En 2019, le duo de graphite crée l’identité visuelle de Nuit Blanche Mayenne, proposition culturelle qui, commandée par Le Kiosque (Centre d’Action Culturelle Mayenne Communauté) sur le modèle de la Nuit Blanche parisienne, valorise la scène artistique contemporaine en investissant « lieux emblématiques et […] recoins patrimoniaux ». Les affiches, imprimées en argent et blanc sur fond noir, une fois installées en ville sur leurs supports rétroéclairés, changent de physionomie selon si elles sont vues le jour ou la nuit. Si l’ensemble des informations est lisible en journée, dans la nuit, seuls les inscription et motifs laissés en blanc sont visibles. Le graphisme, inspiré par la cartographie de la manifestation, évoque un territoire-événement à travers lequel le public est amené à déambuler. L’année suivante, l’Atelier tout va bien répond de nouveau au Kiosque pour la création de l’identité visuelle de sa saison 2020-2021. Les trois affiches développées rappellent le produit d’un moulage par injection qui évoque la modularité, la variété, la complémentarité et l’autonomie des propositions culturelles du Kiosque.

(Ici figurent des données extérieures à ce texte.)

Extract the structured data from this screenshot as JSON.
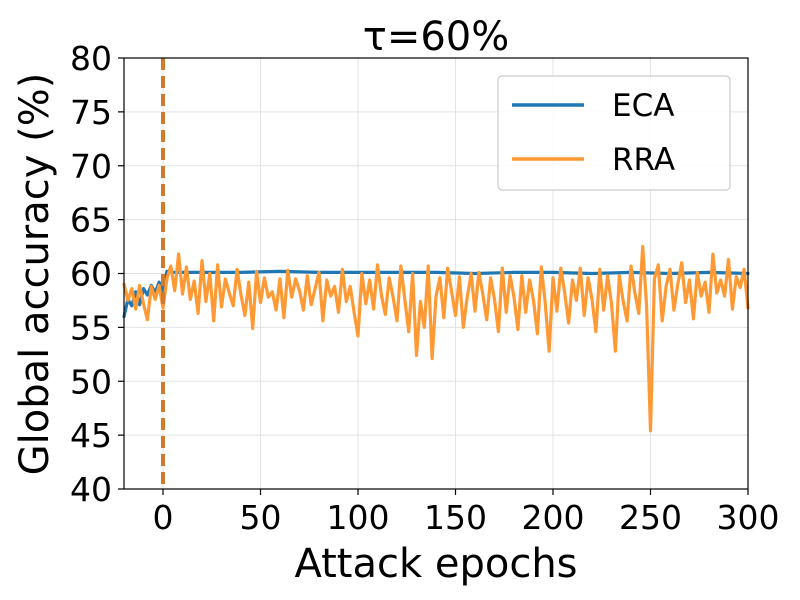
{
  "chart_data": {
    "type": "line",
    "title": "τ=60%",
    "xlabel": "Attack epochs",
    "ylabel": "Global accuracy (%)",
    "xlim": [
      -20,
      300
    ],
    "ylim": [
      40,
      80
    ],
    "xticks": [
      0,
      50,
      100,
      150,
      200,
      250,
      300
    ],
    "yticks": [
      40,
      45,
      50,
      55,
      60,
      65,
      70,
      75,
      80
    ],
    "grid": true,
    "legend_position": "top-right",
    "attack_start_x": 0,
    "colors": {
      "ECA": "#1f77b4",
      "RRA": "#ff9933",
      "marker": "#d07a30"
    },
    "series": [
      {
        "name": "ECA",
        "color": "#1f77b4",
        "x": [
          -20,
          -18,
          -16,
          -14,
          -12,
          -10,
          -8,
          -6,
          -4,
          -2,
          0,
          2,
          5,
          10,
          20,
          40,
          60,
          80,
          100,
          120,
          140,
          160,
          180,
          200,
          220,
          240,
          260,
          280,
          300
        ],
        "values": [
          56.0,
          57.6,
          57.0,
          58.3,
          57.1,
          58.6,
          58.0,
          58.9,
          58.2,
          59.2,
          58.4,
          60.2,
          60.1,
          60.1,
          60.1,
          60.1,
          60.2,
          60.1,
          60.1,
          60.1,
          60.1,
          60.0,
          60.1,
          60.1,
          60.0,
          60.1,
          60.0,
          60.1,
          60.0
        ]
      },
      {
        "name": "RRA",
        "color": "#ff9933",
        "x": [
          -20,
          -18,
          -16,
          -14,
          -12,
          -10,
          -8,
          -6,
          -4,
          -2,
          0,
          2,
          4,
          6,
          8,
          10,
          12,
          14,
          16,
          18,
          20,
          22,
          24,
          26,
          28,
          30,
          32,
          34,
          36,
          38,
          40,
          42,
          44,
          46,
          48,
          50,
          52,
          54,
          56,
          58,
          60,
          62,
          64,
          66,
          68,
          70,
          72,
          74,
          76,
          78,
          80,
          82,
          84,
          86,
          88,
          90,
          92,
          94,
          96,
          98,
          100,
          102,
          104,
          106,
          108,
          110,
          112,
          114,
          116,
          118,
          120,
          122,
          124,
          126,
          128,
          130,
          132,
          134,
          136,
          138,
          140,
          142,
          144,
          146,
          148,
          150,
          152,
          154,
          156,
          158,
          160,
          162,
          164,
          166,
          168,
          170,
          172,
          174,
          176,
          178,
          180,
          182,
          184,
          186,
          188,
          190,
          192,
          194,
          196,
          198,
          200,
          202,
          204,
          206,
          208,
          210,
          212,
          214,
          216,
          218,
          220,
          222,
          224,
          226,
          228,
          230,
          232,
          234,
          236,
          238,
          240,
          242,
          244,
          246,
          248,
          250,
          252,
          254,
          256,
          258,
          260,
          262,
          264,
          266,
          268,
          270,
          272,
          274,
          276,
          278,
          280,
          282,
          284,
          286,
          288,
          290,
          292,
          294,
          296,
          298,
          300
        ],
        "values": [
          59.0,
          57.5,
          58.6,
          56.7,
          58.9,
          57.2,
          55.7,
          58.8,
          57.6,
          58.9,
          56.8,
          59.5,
          60.7,
          58.4,
          61.8,
          58.1,
          60.6,
          57.6,
          59.3,
          56.3,
          61.2,
          57.4,
          60.0,
          55.6,
          60.8,
          56.9,
          59.5,
          58.2,
          57.0,
          60.4,
          58.0,
          56.1,
          59.2,
          54.9,
          60.2,
          57.3,
          59.6,
          57.8,
          58.3,
          56.6,
          59.5,
          55.9,
          60.3,
          57.8,
          59.5,
          58.4,
          56.6,
          59.8,
          57.1,
          58.6,
          60.1,
          55.6,
          59.4,
          57.9,
          58.8,
          56.4,
          60.4,
          57.4,
          58.8,
          56.4,
          54.2,
          60.0,
          57.2,
          59.4,
          56.7,
          60.8,
          58.0,
          56.2,
          59.6,
          57.8,
          55.6,
          60.7,
          57.6,
          54.6,
          60.0,
          52.4,
          57.4,
          55.0,
          60.7,
          52.1,
          57.9,
          59.6,
          55.9,
          60.5,
          58.3,
          56.1,
          59.7,
          55.0,
          57.8,
          60.0,
          56.5,
          60.1,
          58.1,
          55.7,
          59.6,
          57.6,
          54.6,
          60.5,
          56.4,
          59.8,
          57.8,
          54.8,
          59.8,
          56.4,
          59.4,
          57.5,
          54.4,
          60.6,
          57.3,
          52.8,
          59.6,
          56.5,
          60.5,
          58.2,
          55.4,
          59.4,
          57.5,
          60.5,
          56.1,
          59.6,
          57.6,
          54.6,
          60.4,
          56.6,
          59.8,
          57.2,
          52.8,
          59.8,
          57.4,
          55.6,
          60.7,
          58.2,
          56.3,
          62.5,
          57.0,
          45.4,
          59.5,
          60.8,
          55.6,
          58.8,
          60.4,
          56.6,
          59.0,
          61.0,
          57.3,
          59.4,
          55.8,
          60.1,
          57.9,
          59.2,
          56.4,
          61.8,
          58.2,
          59.4,
          57.9,
          61.3,
          56.7,
          59.7,
          58.7,
          60.4,
          56.8
        ]
      }
    ]
  }
}
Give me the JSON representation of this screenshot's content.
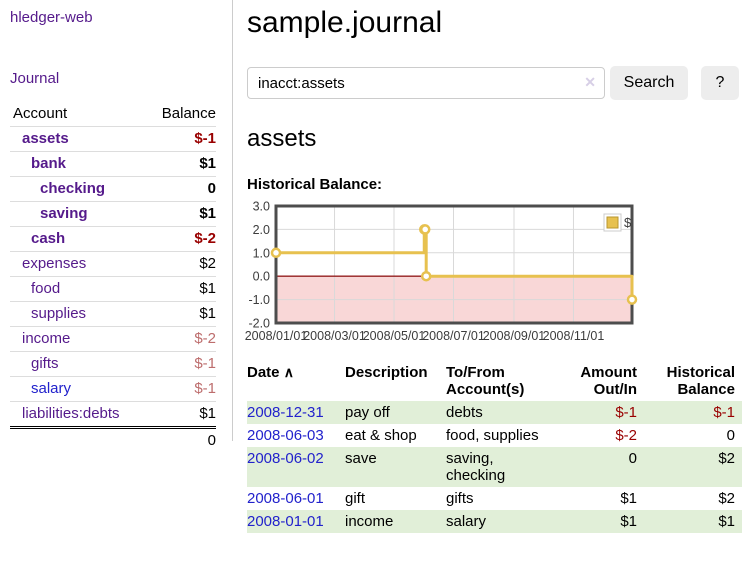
{
  "colors": {
    "purple": "#551a8b",
    "blue": "#2222cc",
    "neg-strong": "#990000",
    "neg-soft": "#bd6d6d",
    "green-stripe": "#e1efd8",
    "chart-gold": "#e7c14f",
    "chart-gold-dark": "#b8962e",
    "chart-pink": "#f9d7d7",
    "chart-zero": "#941f1f",
    "chart-border": "#4d4d4d",
    "chart-grid": "#d9d9d9",
    "chart-text": "#3c3c3c"
  },
  "sidebar": {
    "app_title": "hledger-web",
    "journal_link": "Journal",
    "accounts_table": {
      "header_account": "Account",
      "header_balance": "Balance",
      "rows": [
        {
          "name": "assets",
          "balance": "$-1",
          "indent": 1,
          "bold": true
        },
        {
          "name": "bank",
          "balance": "$1",
          "indent": 2,
          "bold": true
        },
        {
          "name": "checking",
          "balance": "0",
          "indent": 3,
          "bold": true
        },
        {
          "name": "saving",
          "balance": "$1",
          "indent": 3,
          "bold": true
        },
        {
          "name": "cash",
          "balance": "$-2",
          "indent": 2,
          "bold": true
        },
        {
          "name": "expenses",
          "balance": "$2",
          "indent": 1,
          "bold": false
        },
        {
          "name": "food",
          "balance": "$1",
          "indent": 2,
          "bold": false
        },
        {
          "name": "supplies",
          "balance": "$1",
          "indent": 2,
          "bold": false
        },
        {
          "name": "income",
          "balance": "$-2",
          "indent": 1,
          "bold": false
        },
        {
          "name": "gifts",
          "balance": "$-1",
          "indent": 2,
          "bold": false
        },
        {
          "name": "salary",
          "balance": "$-1",
          "indent": 2,
          "bold": false,
          "link_style": "blue"
        },
        {
          "name": "liabilities:debts",
          "balance": "$1",
          "indent": 1,
          "bold": false
        }
      ],
      "total": "0"
    }
  },
  "main": {
    "title": "sample.journal",
    "search": {
      "value": "inacct:assets",
      "clear_icon": "✕",
      "button_label": "Search",
      "help_label": "?"
    },
    "account_heading": "assets",
    "chart_label": "Historical Balance:"
  },
  "chart_data": {
    "type": "line",
    "title": "Historical Balance",
    "step": true,
    "series": [
      {
        "name": "$",
        "points": [
          {
            "x": "2008-01-01",
            "y": 1
          },
          {
            "x": "2008-06-01",
            "y": 2
          },
          {
            "x": "2008-06-02",
            "y": 2
          },
          {
            "x": "2008-06-03",
            "y": 0
          },
          {
            "x": "2008-12-31",
            "y": -1
          }
        ]
      }
    ],
    "x_range": [
      "2008-01-01",
      "2008-12-31"
    ],
    "ylim": [
      -2,
      3
    ],
    "x_ticks": [
      "2008/01/01",
      "2008/03/01",
      "2008/05/01",
      "2008/07/01",
      "2008/09/01",
      "2008/11/01"
    ],
    "y_ticks": [
      3,
      2,
      1,
      0,
      -1,
      -2
    ],
    "grid": true,
    "legend": {
      "label": "$",
      "position": "top-right"
    },
    "negative_region_shaded": true
  },
  "transactions": {
    "headers": {
      "date": "Date",
      "sort_icon": "∧",
      "description": "Description",
      "accounts": "To/From Account(s)",
      "amount": "Amount Out/In",
      "balance": "Historical Balance"
    },
    "rows": [
      {
        "date": "2008-12-31",
        "description": "pay off",
        "accounts": "debts",
        "amount": "$-1",
        "balance": "$-1"
      },
      {
        "date": "2008-06-03",
        "description": "eat & shop",
        "accounts": "food, supplies",
        "amount": "$-2",
        "balance": "0"
      },
      {
        "date": "2008-06-02",
        "description": "save",
        "accounts": "saving, checking",
        "amount": "0",
        "balance": "$2"
      },
      {
        "date": "2008-06-01",
        "description": "gift",
        "accounts": "gifts",
        "amount": "$1",
        "balance": "$2"
      },
      {
        "date": "2008-01-01",
        "description": "income",
        "accounts": "salary",
        "amount": "$1",
        "balance": "$1"
      }
    ]
  }
}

C’est enfin lors d’une résidence au Centre d’Art contemporain Chanot à Clamart en 2019 que le studio se voir confier le renouvellement de l’identité visuelle du lieu. L’Atelier tout va bien développe un graphisme modulaire, ludique et coloré qui reprend le principe graphique du logo du centre d’art. Il s’inscrit ainsi dans la suite de Côme de Bouchony, Fanette Mellier, Syndicat et l’Atelier Müesli qui tous ont été invités à travailler au CACC.
Le don de L’Atelier tout va bien illustre également certains des travaux du studio pour le secteur privé avec notamment les rapports d’activité 2018 et 2019 de la Fondation d’entreprise Hermès, objets sobres et efficaces, dont les couleurs reprenant celles du logo de la fondation.